Patients suffering from a number of different diseases frequently must inject themselves with medication. To allow a person to conveniently and accurately self-administer medicine, a variety of devices broadly known as injector pens or injection pens have been developed. Generally, these pens are equipped with a cartridge including a piston and containing a multi-dose quantity of liquid medication. A drive member, extending from within a base of the injector pen and operably connected with typically more rearward mechanisms of the pen that control drive member motion, is movable forward to advance the piston in the cartridge in such a manner to dispense the contained medication from an outlet at the opposite cartridge end, typically through a needle that penetrates a stopper at that opposite end. In disposable pens, after a pen has been utilized to exhaust the supply of medication within the cartridge, the entire pen is discarded by a user, who then begins using a new replacement pen. In reusable pens, after a pen has been utilized to exhaust the supply of medication within the cartridge, the pen is disassembled to allow replacement of the spent cartridge with a fresh cartridge, and then the pen is reassembled for its subsequent use.

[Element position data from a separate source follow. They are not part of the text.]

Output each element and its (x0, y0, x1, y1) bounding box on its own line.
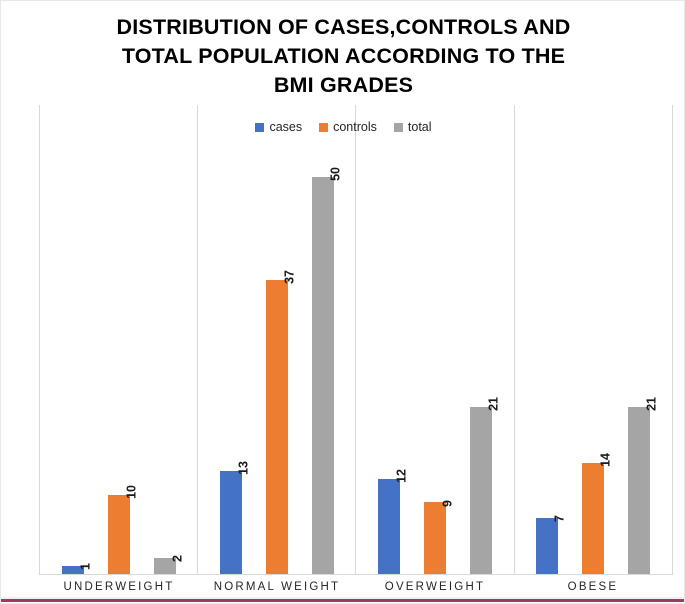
bar-value-label: 13 (237, 461, 250, 475)
bar-value-label: 37 (283, 270, 296, 284)
bar-slot-cases: 13 (220, 471, 242, 574)
bar-slot-total: 21 (470, 407, 492, 574)
category-label-obese: OBESE (514, 581, 672, 593)
bar-group-overweight: 12921 (356, 105, 514, 574)
category-label-underweight: UNDERWEIGHT (40, 581, 198, 593)
category-label-normal-weight: NORMAL WEIGHT (198, 581, 356, 593)
bar-cases[interactable] (378, 479, 400, 574)
bar-slot-cases: 12 (378, 479, 400, 574)
bar-value-label: 7 (553, 515, 566, 522)
footer-rule (1, 599, 685, 602)
bar-value-label: 2 (171, 555, 184, 562)
bar-slot-controls: 14 (582, 463, 604, 574)
legend-swatch-total (394, 123, 403, 132)
category-label-overweight: OVERWEIGHT (356, 581, 514, 593)
bar-total[interactable] (628, 407, 650, 574)
bar-group-obese: 71421 (514, 105, 672, 574)
bar-group-underweight: 1102 (40, 105, 198, 574)
bar-total[interactable] (470, 407, 492, 574)
legend-item-total[interactable]: total (394, 121, 432, 134)
category-axis-line (39, 574, 673, 575)
bar-slot-total: 2 (154, 558, 176, 574)
bar-group-normal-weight: 133750 (198, 105, 356, 574)
bar-value-label: 1 (79, 563, 92, 570)
bar-value-label: 14 (599, 453, 612, 467)
bar-controls[interactable] (582, 463, 604, 574)
bar-groups: 11021337501292171421 (40, 105, 672, 574)
chart-title-line-2: TOTAL POPULATION ACCORDING TO THE (61, 42, 626, 71)
bar-slot-cases: 1 (62, 566, 84, 574)
bar-slot-cases: 7 (536, 518, 558, 574)
bar-value-label: 50 (329, 167, 342, 181)
legend-label-cases: cases (269, 121, 302, 134)
legend-label-controls: controls (333, 121, 377, 134)
chart-legend: cases controls total (1, 121, 685, 134)
chart-figure: DISTRIBUTION OF CASES,CONTROLS AND TOTAL… (0, 0, 685, 604)
bar-total[interactable] (312, 177, 334, 574)
bar-value-label: 21 (645, 397, 658, 411)
bar-cases[interactable] (536, 518, 558, 574)
bar-value-label: 9 (441, 500, 454, 507)
chart-title-line-3: BMI GRADES (61, 71, 626, 100)
legend-swatch-cases (255, 123, 264, 132)
bar-value-label: 12 (395, 469, 408, 483)
bar-slot-controls: 10 (108, 495, 130, 574)
bar-slot-controls: 9 (424, 502, 446, 574)
category-axis-labels: UNDERWEIGHTNORMAL WEIGHTOVERWEIGHTOBESE (40, 581, 672, 593)
bar-value-label: 21 (487, 397, 500, 411)
chart-title-line-1: DISTRIBUTION OF CASES,CONTROLS AND (61, 13, 626, 42)
bar-slot-controls: 37 (266, 280, 288, 574)
bar-controls[interactable] (108, 495, 130, 574)
legend-label-total: total (408, 121, 432, 134)
legend-item-controls[interactable]: controls (319, 121, 377, 134)
chart-title: DISTRIBUTION OF CASES,CONTROLS AND TOTAL… (61, 13, 626, 100)
bar-controls[interactable] (266, 280, 288, 574)
bar-slot-total: 21 (628, 407, 650, 574)
legend-item-cases[interactable]: cases (255, 121, 302, 134)
bar-value-label: 10 (125, 485, 138, 499)
bar-slot-total: 50 (312, 177, 334, 574)
legend-swatch-controls (319, 123, 328, 132)
bar-controls[interactable] (424, 502, 446, 574)
bar-cases[interactable] (220, 471, 242, 574)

Some injector pens allow a dose to be set that is larger than the amount of useable medicine remaining in the pen. While some users may find such settability undesirable, providing an insufficient remaining dose indicator may not be practical in all cases, such as due to it complicating the pen design. Still further, a shortcoming with some injector pens is that the design platform on which they are based may not allow a manufacturer sufficient options as to the mechanical advantage to provide, such as a mechanical advantage that can be very small in order to readily inject a large volume dose, or which mechanical advantage can be quite large so as to deliver a small volume dose with a suitable plunger travel.
Thus, it would be desirable to provide an apparatus that can overcome one or more of these and other shortcomings of the prior art.